Under the terms of the tentative settlement agreement, the uninsured portion of the payments that Hawkins would be responsible for is approximately $3.0 million (approximately $1.9 million or $0.19 per share after tax). The settlement is subject to court approval, which is expected within the next 45 days. Hawkins will pursue reimbursement of the settlement from third parties.
Hawkins, Inc. is a highly focused regional company, which provides a full range of bulk industrial products complemented with the technical competence and ingenuity to formulate and blend specialty chemicals. The Company sells and services related products and equipment to safely dispense chemicals in highly controlled environments.
Hawkins is headquartered in Minneapolis, Minnesota. The Company operates fourteen facilities in Iowa, Illinois, Minnesota, Montana, Nebraska, South and North Dakota and Wisconsin and services customers in Upper Michigan and Wyoming as well.

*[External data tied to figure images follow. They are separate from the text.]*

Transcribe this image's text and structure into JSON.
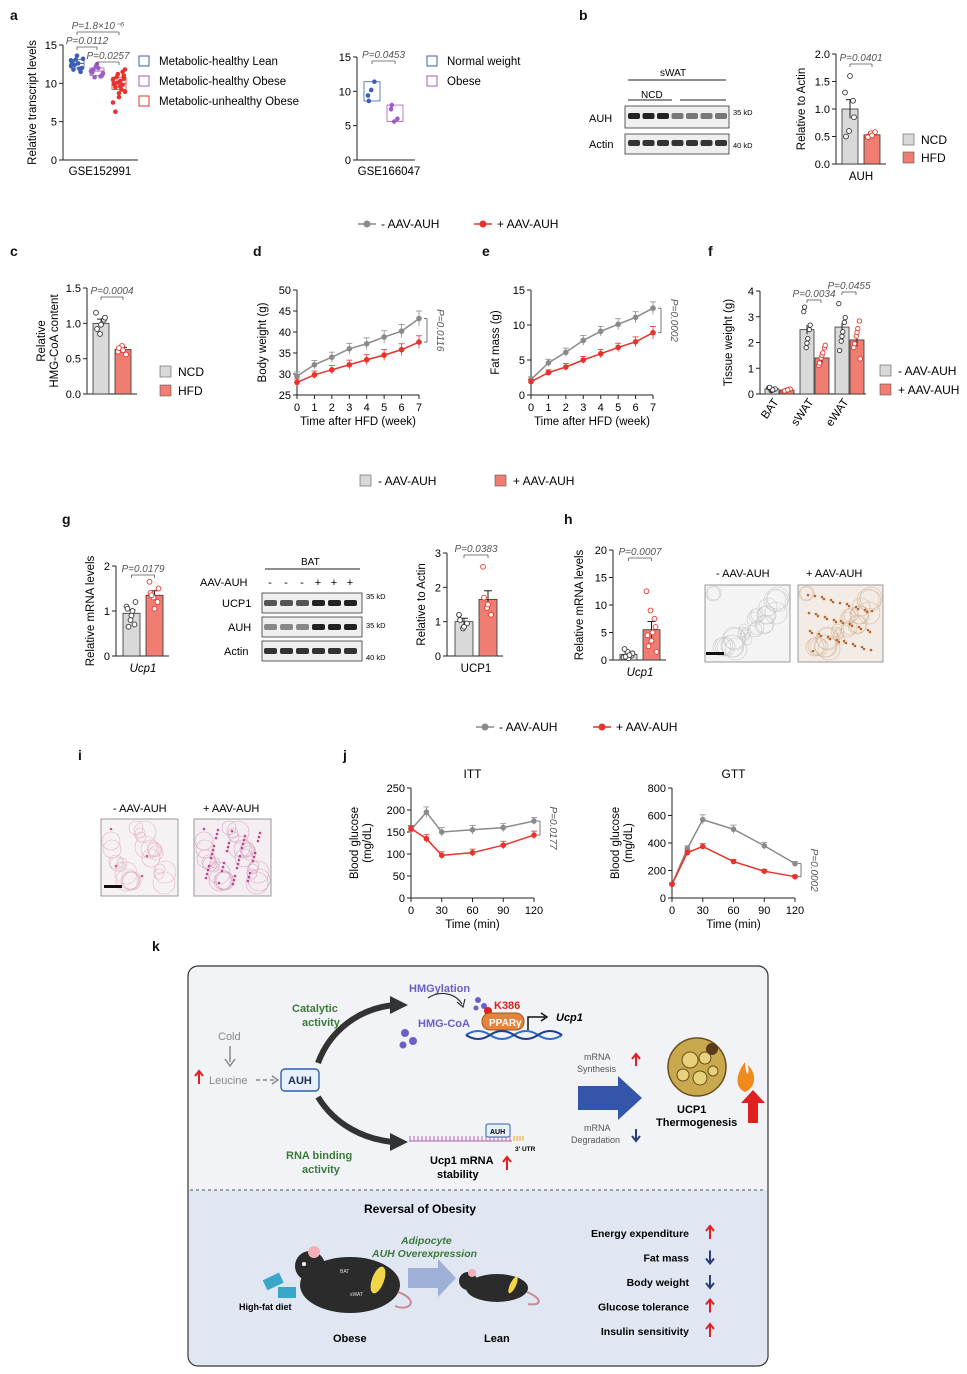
{
  "colors": {
    "gray": "#8a8a8a",
    "red": "#e8322b",
    "lightgray": "#d9d9d9",
    "salmon": "#ef7d72",
    "blue": "#3b5fb0",
    "purple": "#a05cc6",
    "green": "#3c7a3a",
    "navy": "#2d3d7a"
  },
  "panels": {
    "a": "a",
    "b": "b",
    "c": "c",
    "d": "d",
    "e": "e",
    "f": "f",
    "g": "g",
    "h": "h",
    "i": "i",
    "j": "j",
    "k": "k"
  },
  "legend_line": {
    "minus": "- AAV-AUH",
    "plus": "+ AAV-AUH"
  },
  "legend_bar": {
    "minus": "- AAV-AUH",
    "plus": "+ AAV-AUH"
  },
  "blot_b": {
    "header": "sWAT",
    "group": "NCD",
    "rows": [
      "AUH",
      "Actin"
    ],
    "kd": [
      "35 kD",
      "40 kD"
    ]
  },
  "blot_g": {
    "header": "BAT",
    "treat_label": "AAV-AUH",
    "signs": [
      "-",
      "-",
      "-",
      "+",
      "+",
      "+"
    ],
    "rows": [
      "UCP1",
      "AUH",
      "Actin"
    ],
    "kd": [
      "35 kD",
      "35 kD",
      "40 kD"
    ]
  },
  "images": {
    "h_minus": "- AAV-AUH",
    "h_plus": "+ AAV-AUH",
    "i_minus": "- AAV-AUH",
    "i_plus": "+ AAV-AUH"
  },
  "chart_data": [
    {
      "panel": "a-left",
      "type": "scatter",
      "ylabel": "Relative transcript levels",
      "xlabel": "GSE152991",
      "ylim": [
        0,
        15
      ],
      "series": [
        {
          "name": "Metabolic-healthy Lean",
          "values": [
            12.3,
            13.1,
            11.5,
            12.8,
            13.6,
            12.0,
            11.8,
            12.6,
            13.2,
            12.4,
            11.9,
            13.0
          ]
        },
        {
          "name": "Metabolic-healthy Obese",
          "values": [
            11.6,
            12.2,
            10.9,
            11.4,
            12.5,
            11.0,
            11.8,
            12.0,
            11.3,
            10.8
          ]
        },
        {
          "name": "Metabolic-unhealthy Obese",
          "values": [
            10.5,
            11.2,
            9.8,
            10.0,
            8.7,
            11.0,
            9.5,
            10.3,
            8.9,
            10.8,
            9.2,
            7.5,
            10.1,
            11.5,
            9.9,
            8.2,
            10.6,
            6.3,
            9.6,
            11.8
          ]
        }
      ],
      "pvalues": [
        "P=1.8×10⁻⁶",
        "P=0.0112",
        "P=0.0257"
      ],
      "yticks": [
        "0",
        "5",
        "10",
        "15"
      ]
    },
    {
      "panel": "a-right",
      "type": "scatter",
      "xlabel": "GSE166047",
      "ylim": [
        0,
        15
      ],
      "series": [
        {
          "name": "Normal weight",
          "values": [
            9.4,
            10.2,
            11.4,
            8.6
          ]
        },
        {
          "name": "Obese",
          "values": [
            7.4,
            5.6,
            6.0,
            8.0
          ]
        }
      ],
      "pvalues": [
        "P=0.0453"
      ],
      "yticks": [
        "0",
        "5",
        "10",
        "15"
      ]
    },
    {
      "panel": "b",
      "type": "bar",
      "ylabel": "Relative to Actin",
      "xlabel": "AUH",
      "ylim": [
        0,
        2.0
      ],
      "series": [
        {
          "name": "NCD",
          "mean": 1.0,
          "sem": 0.17,
          "points": [
            1.3,
            0.6,
            1.15,
            0.5,
            1.6,
            0.85
          ]
        },
        {
          "name": "HFD",
          "mean": 0.53,
          "sem": 0.04,
          "points": [
            0.5,
            0.56,
            0.58,
            0.49,
            0.52
          ]
        }
      ],
      "pvalues": [
        "P=0.0401"
      ],
      "yticks": [
        "0.0",
        "0.5",
        "1.0",
        "1.5",
        "2.0"
      ]
    },
    {
      "panel": "c",
      "type": "bar",
      "ylabel": "Relative HMG-CoA content",
      "ylim": [
        0,
        1.5
      ],
      "series": [
        {
          "name": "NCD",
          "mean": 1.0,
          "sem": 0.06,
          "points": [
            1.15,
            0.85,
            1.05,
            0.92,
            0.98,
            1.08
          ]
        },
        {
          "name": "HFD",
          "mean": 0.63,
          "sem": 0.03,
          "points": [
            0.6,
            0.68,
            0.56,
            0.65,
            0.62
          ]
        }
      ],
      "pvalues": [
        "P=0.0004"
      ],
      "yticks": [
        "0.0",
        "0.5",
        "1.0",
        "1.5"
      ]
    },
    {
      "panel": "d",
      "type": "line",
      "ylabel": "Body weight (g)",
      "xlabel": "Time after HFD (week)",
      "ylim": [
        25,
        50
      ],
      "x": [
        0,
        1,
        2,
        3,
        4,
        5,
        6,
        7
      ],
      "series": [
        {
          "name": "- AAV-AUH",
          "values": [
            29.5,
            32.2,
            34.0,
            36.0,
            37.2,
            38.8,
            40.2,
            43.2
          ],
          "err": [
            1.0,
            1.0,
            1.2,
            1.3,
            1.4,
            1.5,
            1.6,
            1.8
          ]
        },
        {
          "name": "+ AAV-AUH",
          "values": [
            28.0,
            29.8,
            31.0,
            32.2,
            33.4,
            34.5,
            35.8,
            37.6
          ],
          "err": [
            0.8,
            0.9,
            1.0,
            1.1,
            1.2,
            1.3,
            1.4,
            1.5
          ]
        }
      ],
      "pvalues": [
        "P=0.0116"
      ],
      "yticks": [
        "25",
        "30",
        "35",
        "40",
        "45",
        "50"
      ],
      "xticks": [
        "0",
        "1",
        "2",
        "3",
        "4",
        "5",
        "6",
        "7"
      ]
    },
    {
      "panel": "e",
      "type": "line",
      "ylabel": "Fat mass (g)",
      "xlabel": "Time after HFD (week)",
      "ylim": [
        0,
        15
      ],
      "x": [
        0,
        1,
        2,
        3,
        4,
        5,
        6,
        7
      ],
      "series": [
        {
          "name": "- AAV-AUH",
          "values": [
            2.2,
            4.6,
            6.1,
            7.8,
            9.1,
            10.1,
            11.1,
            12.4
          ],
          "err": [
            0.4,
            0.5,
            0.6,
            0.7,
            0.7,
            0.8,
            0.8,
            0.9
          ]
        },
        {
          "name": "+ AAV-AUH",
          "values": [
            1.9,
            3.2,
            4.0,
            5.0,
            5.9,
            6.8,
            7.6,
            8.9
          ],
          "err": [
            0.3,
            0.4,
            0.5,
            0.5,
            0.6,
            0.6,
            0.7,
            0.9
          ]
        }
      ],
      "pvalues": [
        "P=0.0002"
      ],
      "yticks": [
        "0",
        "5",
        "10",
        "15"
      ],
      "xticks": [
        "0",
        "1",
        "2",
        "3",
        "4",
        "5",
        "6",
        "7"
      ]
    },
    {
      "panel": "f",
      "type": "bar",
      "ylabel": "Tissue weight (g)",
      "ylim": [
        0,
        4
      ],
      "categories": [
        "BAT",
        "sWAT",
        "eWAT"
      ],
      "series": [
        {
          "name": "- AAV-AUH",
          "means": [
            0.2,
            2.5,
            2.6
          ],
          "sem": [
            0.05,
            0.18,
            0.15
          ]
        },
        {
          "name": "+ AAV-AUH",
          "means": [
            0.15,
            1.4,
            2.1
          ],
          "sem": [
            0.04,
            0.22,
            0.25
          ]
        }
      ],
      "pvalues": [
        "P=0.0034",
        "P=0.0455"
      ],
      "yticks": [
        "0",
        "1",
        "2",
        "3",
        "4"
      ]
    },
    {
      "panel": "g-left",
      "type": "bar",
      "ylabel": "Relative mRNA levels",
      "xlabel": "Ucp1",
      "ylim": [
        0,
        2
      ],
      "series": [
        {
          "name": "- AAV-AUH",
          "mean": 0.95,
          "sem": 0.08,
          "points": [
            1.1,
            0.8,
            0.7,
            1.05,
            0.9,
            1.2,
            0.65,
            1.0
          ]
        },
        {
          "name": "+ AAV-AUH",
          "mean": 1.35,
          "sem": 0.1,
          "points": [
            1.65,
            1.3,
            1.2,
            1.4,
            1.05,
            1.5,
            1.35
          ]
        }
      ],
      "pvalues": [
        "P=0.0179"
      ],
      "yticks": [
        "0",
        "1",
        "2"
      ]
    },
    {
      "panel": "g-right",
      "type": "bar",
      "ylabel": "Relative to Actin",
      "xlabel": "UCP1",
      "ylim": [
        0,
        3
      ],
      "series": [
        {
          "name": "- AAV-AUH",
          "mean": 1.0,
          "sem": 0.1,
          "points": [
            1.2,
            0.8,
            0.95,
            1.05,
            0.85
          ]
        },
        {
          "name": "+ AAV-AUH",
          "mean": 1.65,
          "sem": 0.25,
          "points": [
            2.6,
            1.4,
            1.2,
            1.7,
            1.5
          ]
        }
      ],
      "pvalues": [
        "P=0.0383"
      ],
      "yticks": [
        "0",
        "1",
        "2",
        "3"
      ]
    },
    {
      "panel": "h",
      "type": "bar",
      "ylabel": "Relative mRNA levels",
      "xlabel": "Ucp1",
      "ylim": [
        0,
        20
      ],
      "series": [
        {
          "name": "- AAV-AUH",
          "mean": 1.0,
          "sem": 0.3,
          "points": [
            0.5,
            1.5,
            0.8,
            2.0,
            0.3,
            1.2,
            0.6,
            0.9
          ]
        },
        {
          "name": "+ AAV-AUH",
          "mean": 5.5,
          "sem": 1.5,
          "points": [
            12.5,
            9.0,
            7.5,
            4.5,
            3.5,
            6.0,
            2.5,
            5.0,
            1.5
          ]
        }
      ],
      "pvalues": [
        "P=0.0007"
      ],
      "yticks": [
        "0",
        "5",
        "10",
        "15",
        "20"
      ]
    },
    {
      "panel": "j-itt",
      "type": "line",
      "title": "ITT",
      "ylabel": "Blood glucose (mg/dL)",
      "xlabel": "Time (min)",
      "ylim": [
        0,
        250
      ],
      "x": [
        0,
        15,
        30,
        60,
        90,
        120
      ],
      "series": [
        {
          "name": "- AAV-AUH",
          "values": [
            155,
            195,
            150,
            155,
            160,
            175
          ],
          "err": [
            8,
            12,
            10,
            10,
            9,
            8
          ]
        },
        {
          "name": "+ AAV-AUH",
          "values": [
            158,
            135,
            97,
            103,
            120,
            143
          ],
          "err": [
            7,
            9,
            8,
            8,
            9,
            9
          ]
        }
      ],
      "pvalues": [
        "P=0.0177"
      ],
      "yticks": [
        "0",
        "50",
        "100",
        "150",
        "200",
        "250"
      ],
      "xticks": [
        "0",
        "30",
        "60",
        "90",
        "120"
      ]
    },
    {
      "panel": "j-gtt",
      "type": "line",
      "title": "GTT",
      "ylabel": "Blood glucose (mg/dL)",
      "xlabel": "Time (min)",
      "ylim": [
        0,
        800
      ],
      "x": [
        0,
        15,
        30,
        60,
        90,
        120
      ],
      "series": [
        {
          "name": "- AAV-AUH",
          "values": [
            100,
            360,
            570,
            500,
            380,
            250
          ],
          "err": [
            10,
            20,
            35,
            30,
            25,
            15
          ]
        },
        {
          "name": "+ AAV-AUH",
          "values": [
            100,
            330,
            375,
            265,
            195,
            155
          ],
          "err": [
            10,
            18,
            20,
            15,
            12,
            10
          ]
        }
      ],
      "pvalues": [
        "P=0.0002"
      ],
      "yticks": [
        "0",
        "200",
        "400",
        "600",
        "800"
      ],
      "xticks": [
        "0",
        "30",
        "60",
        "90",
        "120"
      ]
    }
  ],
  "schematic": {
    "cold": "Cold",
    "leucine": "Leucine",
    "auh": "AUH",
    "catalytic": [
      "Catalytic",
      "activity"
    ],
    "hmgylation": "HMGylation",
    "hmgcoa": "HMG-CoA",
    "k386": "K386",
    "ppar": "PPARγ",
    "ucp1": "Ucp1",
    "rna_binding": [
      "RNA binding",
      "activity"
    ],
    "mrna_stability": [
      "Ucp1 mRNA",
      "stability"
    ],
    "utr": "3' UTR",
    "mrna_synth": [
      "mRNA",
      "Synthesis"
    ],
    "mrna_degr": [
      "mRNA",
      "Degradation"
    ],
    "thermo": [
      "UCP1",
      "Thermogenesis"
    ],
    "reversal": "Reversal of Obesity",
    "aav": [
      "Adipocyte",
      "AUH Overexpression"
    ],
    "hfd": "High-fat diet",
    "obese": "Obese",
    "lean": "Lean",
    "bat_tag": "BAT",
    "swat_tag": "sWAT",
    "outcomes": [
      "Energy expenditure",
      "Fat mass",
      "Body weight",
      "Glucose tolerance",
      "Insulin sensitivity"
    ],
    "directions": [
      "up",
      "down",
      "down",
      "up",
      "up"
    ]
  }
}
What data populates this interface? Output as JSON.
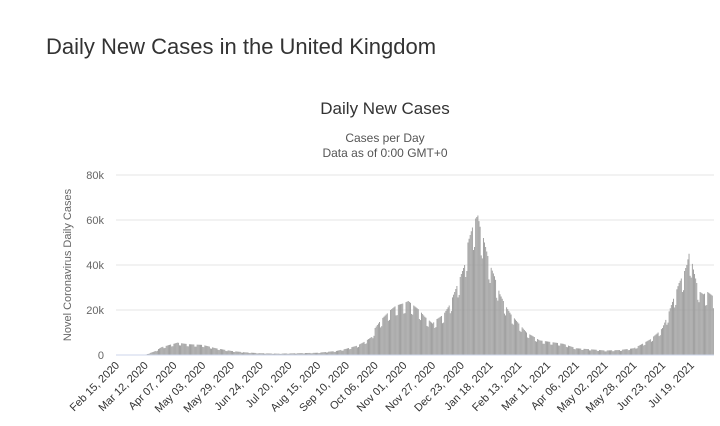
{
  "page": {
    "title": "Daily New Cases in the United Kingdom"
  },
  "chart_data": {
    "type": "bar",
    "title": "Daily New Cases",
    "subtitle_lines": [
      "Cases per Day",
      "Data as of 0:00 GMT+0"
    ],
    "xlabel": "",
    "ylabel": "Novel Coronavirus Daily Cases",
    "ylim": [
      0,
      80000
    ],
    "y_ticks": [
      0,
      20000,
      40000,
      60000,
      80000
    ],
    "y_tick_labels": [
      "0",
      "20k",
      "40k",
      "60k",
      "80k"
    ],
    "x_tick_labels": [
      "Feb 15, 2020",
      "Mar 12, 2020",
      "Apr 07, 2020",
      "May 03, 2020",
      "May 29, 2020",
      "Jun 24, 2020",
      "Jul 20, 2020",
      "Aug 15, 2020",
      "Sep 10, 2020",
      "Oct 06, 2020",
      "Nov 01, 2020",
      "Nov 27, 2020",
      "Dec 23, 2020",
      "Jan 18, 2021",
      "Feb 13, 2021",
      "Mar 11, 2021",
      "Apr 06, 2021",
      "May 02, 2021",
      "May 28, 2021",
      "Jun 23, 2021",
      "Jul 19, 2021"
    ],
    "x_tick_dates": [
      "2020-02-15",
      "2020-03-12",
      "2020-04-07",
      "2020-05-03",
      "2020-05-29",
      "2020-06-24",
      "2020-07-20",
      "2020-08-15",
      "2020-09-10",
      "2020-10-06",
      "2020-11-01",
      "2020-11-27",
      "2020-12-23",
      "2021-01-18",
      "2021-02-13",
      "2021-03-11",
      "2021-04-06",
      "2021-05-02",
      "2021-05-28",
      "2021-06-23",
      "2021-07-19"
    ],
    "date_range": [
      "2020-02-15",
      "2021-08-08"
    ],
    "series": [
      {
        "color": "#999999",
        "x": [
          "2020-02-15",
          "2020-03-05",
          "2020-03-12",
          "2020-03-20",
          "2020-03-27",
          "2020-04-03",
          "2020-04-07",
          "2020-04-10",
          "2020-04-20",
          "2020-05-03",
          "2020-05-15",
          "2020-05-29",
          "2020-06-10",
          "2020-06-24",
          "2020-07-10",
          "2020-07-20",
          "2020-08-15",
          "2020-09-01",
          "2020-09-10",
          "2020-09-20",
          "2020-09-25",
          "2020-10-03",
          "2020-10-06",
          "2020-10-12",
          "2020-10-20",
          "2020-10-25",
          "2020-11-01",
          "2020-11-05",
          "2020-11-10",
          "2020-11-15",
          "2020-11-20",
          "2020-11-27",
          "2020-12-01",
          "2020-12-07",
          "2020-12-12",
          "2020-12-17",
          "2020-12-23",
          "2020-12-26",
          "2020-12-29",
          "2021-01-01",
          "2021-01-04",
          "2021-01-07",
          "2021-01-09",
          "2021-01-12",
          "2021-01-15",
          "2021-01-18",
          "2021-01-22",
          "2021-01-27",
          "2021-02-01",
          "2021-02-06",
          "2021-02-13",
          "2021-02-20",
          "2021-02-27",
          "2021-03-04",
          "2021-03-11",
          "2021-03-25",
          "2021-04-06",
          "2021-04-20",
          "2021-05-02",
          "2021-05-15",
          "2021-05-28",
          "2021-06-05",
          "2021-06-12",
          "2021-06-18",
          "2021-06-23",
          "2021-06-28",
          "2021-07-03",
          "2021-07-08",
          "2021-07-12",
          "2021-07-15",
          "2021-07-17",
          "2021-07-19",
          "2021-07-21",
          "2021-07-24",
          "2021-07-27",
          "2021-07-30",
          "2021-08-03",
          "2021-08-08"
        ],
        "values": [
          0,
          0,
          100,
          1500,
          3500,
          4500,
          5000,
          5500,
          4800,
          4500,
          3000,
          1800,
          1200,
          800,
          600,
          700,
          1000,
          1800,
          2800,
          4200,
          5500,
          8000,
          12000,
          16000,
          20000,
          22000,
          23000,
          24000,
          22000,
          20000,
          17000,
          14000,
          16000,
          18000,
          22000,
          28000,
          36000,
          40000,
          50000,
          55000,
          60000,
          62000,
          57000,
          52000,
          46000,
          40000,
          35000,
          27000,
          22000,
          18000,
          14000,
          10000,
          8000,
          6500,
          6000,
          5000,
          3000,
          2500,
          2000,
          2200,
          3000,
          5000,
          7000,
          9500,
          12000,
          18000,
          25000,
          32000,
          36000,
          40000,
          45000,
          43000,
          38000,
          32000,
          28000,
          27000,
          28000,
          26000
        ]
      }
    ],
    "grid": true,
    "legend": "none"
  }
}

The discussion above contains forward-looking statements within the meaning of the Private Securities Litigation Reform Act of 1995. These statements by their nature involve substantial risks and uncertainties as described by Hawkins periodic filings. Actual results may differ materially depending on a variety of factors, including, but not limited to the following: the achievement of Hawkins projected operating results, the achievement of efficient volume production and related sales revenue, and the ability of Hawkins to identify and successfully pursue other business opportunities. Additional information with respect to the risks and uncertainties faced by Hawkins may be found in, and the prior discussion is qualified in its entirety by, the Risk Factors contained in the Companys filings with the Securities and Exchange Commission including Hawkins Report on Form 10-K for the period ended March 30, 2003, Forms 10-Q, and other SEC filings.